Corneal edema in young subjects is mostly due to blunt injury, acute primary or secondary glaucoma, chemical injury, recurrent disciform keratitis, chronic hydrops or endothelial dystrophies. But corneal edema due to dead filarial worm in the anterior chamber with attachments to the endothelium is not known in the literature. It is probable that the dead worm liberates toxin into the anterior chamber which is lethal for the endothelium and that leads to corneal edema.
Two of our cases were initially diagnosed as descemet's folds with corneal edema. Careful slit-lamp examination with elevated thread-like structure on the endothelial surface with parts in the anterior chamber confirmed the diagnosis of a dead adult filaria, though the diagnosis was only presumptive in all three cases. The definitive diagnosis of the type of filarial worm in these cases could not be possible from light microscopy, because the morphological identity was lost in all cases as the worms were dead since long and had changed like fossils.

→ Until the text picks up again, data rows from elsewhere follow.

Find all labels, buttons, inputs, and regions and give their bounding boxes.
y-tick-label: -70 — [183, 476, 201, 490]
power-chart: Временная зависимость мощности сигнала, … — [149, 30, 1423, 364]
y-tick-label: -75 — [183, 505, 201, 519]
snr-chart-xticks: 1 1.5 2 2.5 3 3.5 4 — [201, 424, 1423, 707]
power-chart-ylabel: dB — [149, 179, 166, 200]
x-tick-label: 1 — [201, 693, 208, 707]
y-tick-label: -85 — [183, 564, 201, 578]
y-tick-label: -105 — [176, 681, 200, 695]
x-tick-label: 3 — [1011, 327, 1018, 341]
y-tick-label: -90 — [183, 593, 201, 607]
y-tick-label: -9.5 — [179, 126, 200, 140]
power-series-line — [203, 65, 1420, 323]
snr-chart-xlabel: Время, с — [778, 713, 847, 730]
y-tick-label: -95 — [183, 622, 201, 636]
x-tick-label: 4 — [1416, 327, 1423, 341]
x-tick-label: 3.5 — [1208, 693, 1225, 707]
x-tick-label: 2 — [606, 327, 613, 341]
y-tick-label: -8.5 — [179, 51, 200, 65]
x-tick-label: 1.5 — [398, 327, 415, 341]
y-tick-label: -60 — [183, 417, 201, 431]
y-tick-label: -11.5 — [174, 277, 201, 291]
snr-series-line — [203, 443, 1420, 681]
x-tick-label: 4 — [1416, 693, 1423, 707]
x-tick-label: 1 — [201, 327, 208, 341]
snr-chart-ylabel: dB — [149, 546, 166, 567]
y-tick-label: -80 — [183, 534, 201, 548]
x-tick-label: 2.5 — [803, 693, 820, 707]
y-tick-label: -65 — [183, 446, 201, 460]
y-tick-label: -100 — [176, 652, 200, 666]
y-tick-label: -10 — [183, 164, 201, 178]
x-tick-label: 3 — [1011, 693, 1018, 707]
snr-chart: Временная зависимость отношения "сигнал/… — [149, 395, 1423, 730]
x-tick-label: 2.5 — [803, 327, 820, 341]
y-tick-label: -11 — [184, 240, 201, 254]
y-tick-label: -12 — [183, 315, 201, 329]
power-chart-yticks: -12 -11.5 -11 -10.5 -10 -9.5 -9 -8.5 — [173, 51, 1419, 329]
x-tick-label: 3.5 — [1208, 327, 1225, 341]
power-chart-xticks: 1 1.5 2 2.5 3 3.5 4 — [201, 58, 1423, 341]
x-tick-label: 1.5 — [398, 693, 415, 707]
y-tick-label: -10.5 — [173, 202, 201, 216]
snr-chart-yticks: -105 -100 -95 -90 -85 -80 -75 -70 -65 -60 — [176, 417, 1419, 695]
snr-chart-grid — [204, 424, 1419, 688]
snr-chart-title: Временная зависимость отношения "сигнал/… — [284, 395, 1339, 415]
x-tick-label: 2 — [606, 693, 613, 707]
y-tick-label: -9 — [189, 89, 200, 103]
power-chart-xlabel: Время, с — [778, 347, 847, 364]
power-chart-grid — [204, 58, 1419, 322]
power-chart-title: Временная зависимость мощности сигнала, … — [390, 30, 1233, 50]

Beaver in his review on intraocular filariasis reported eight such cases (out of 56) where the filarial worms were removed but not satisfactorily described or identified. The appearance through edematous cornea, distorted morphology of the dead worm and the rarity of such an occurrence, can lead to misdiagnosis. So the ophthalmologists of the tropical countries should consider dead filarial worm attached to the endothelium as a part of differential diagnosis of corneal edema with descemet's folds or tear.